Pointing a CloudFront distribution at an API Gateway REST or HTTP API is a fantastic pattern. Why? Because sometimes you want the authentication, throttling, and transformation logic of API Gateway, but you also want the global reach and caching of CloudFront. You can, for instance, cache the responses from your API endpoints right at the edge, dramatically reducing latency and load on your backend.

The “questionable choice” you need to call out: the default Host header. When CloudFront forwards a request to API Gateway, it sets the Host header to the domain name of the API Gateway stage (e.g., api-id.execute-api.us-east-1.amazonaws.com). This is fine. But if you’ve configured a custom domain name for your API Gateway, you might want the Host header to match that instead for any logic on your end.

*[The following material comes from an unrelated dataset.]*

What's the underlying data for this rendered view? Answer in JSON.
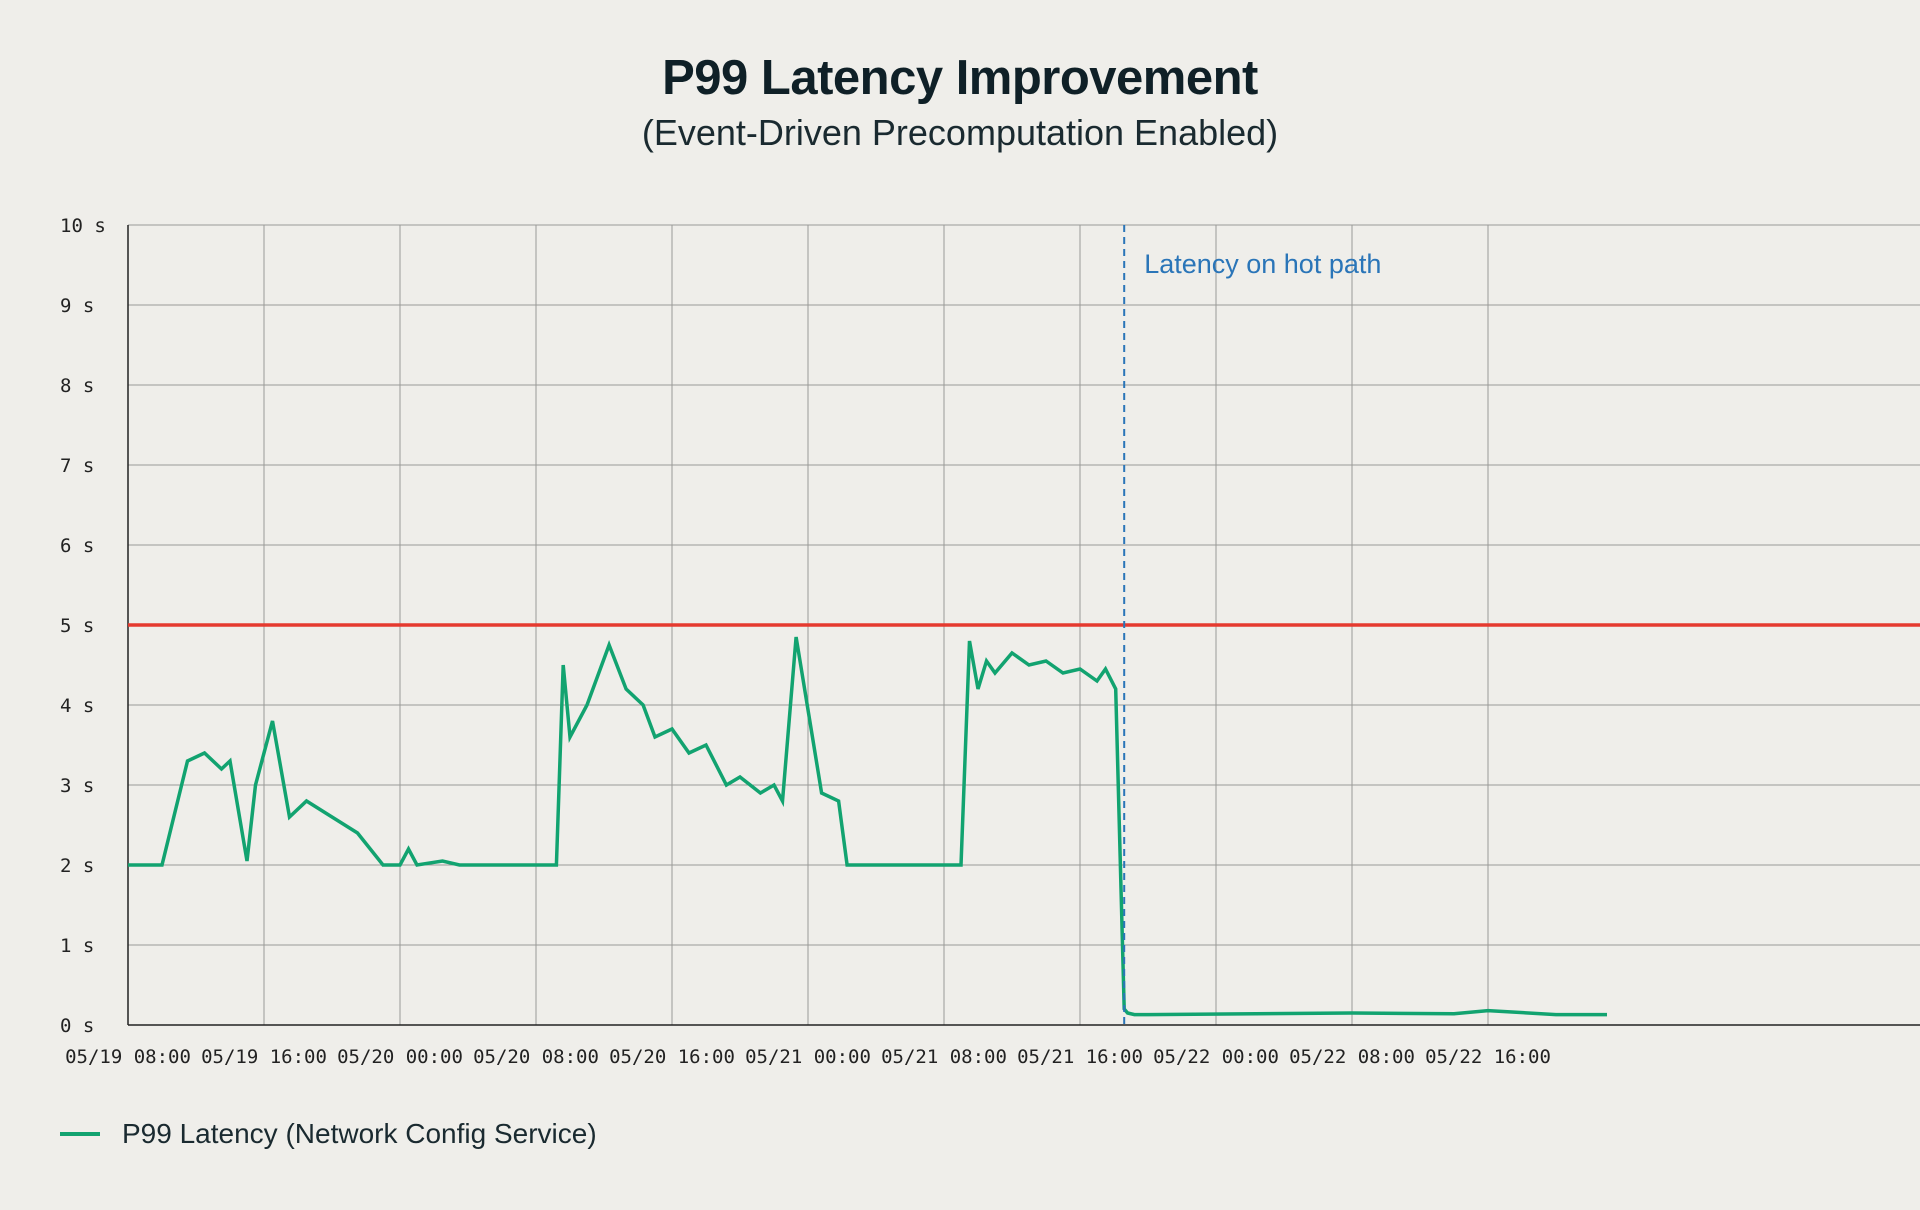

You can use a CloudFront Origin Custom Header to override it:

# Use the AWS CLI to update the origin and set a custom header
aws cloudfront update-distribution \
    --id E123456789ABCDE \
    --distribution-config file://dist-config.json

And in your dist-config.json file, you’d ensure your origin config has:

"CustomHeaders": [
    {
        "HeaderName": "Host",
        "HeaderValue": "my-custom-api.example.com"
    }
]

Custom Origins: The “Get Out of Jail Free” Card

This is your escape hatch. Any HTTP server on the internet that isn’t an S3 bucket or another AWS service integrated specifically? That’s a custom origin. This could be your own server in a colocation facility, a DigitalOcean droplet, or even a legacy API running in your company’s data center.

The best practice here is to use a custom origin for any non-AWS endpoint or for an AWS service that doesn’t have a dedicated origin type. You get the same fine-grained control over connection timeouts, keep-alive settings, and SSL protocols. The major benefit is that you still get the optimized network path from the CloudFront edge to your origin—AWS’s backbone is likely better than the public internet, even if your server is elsewhere.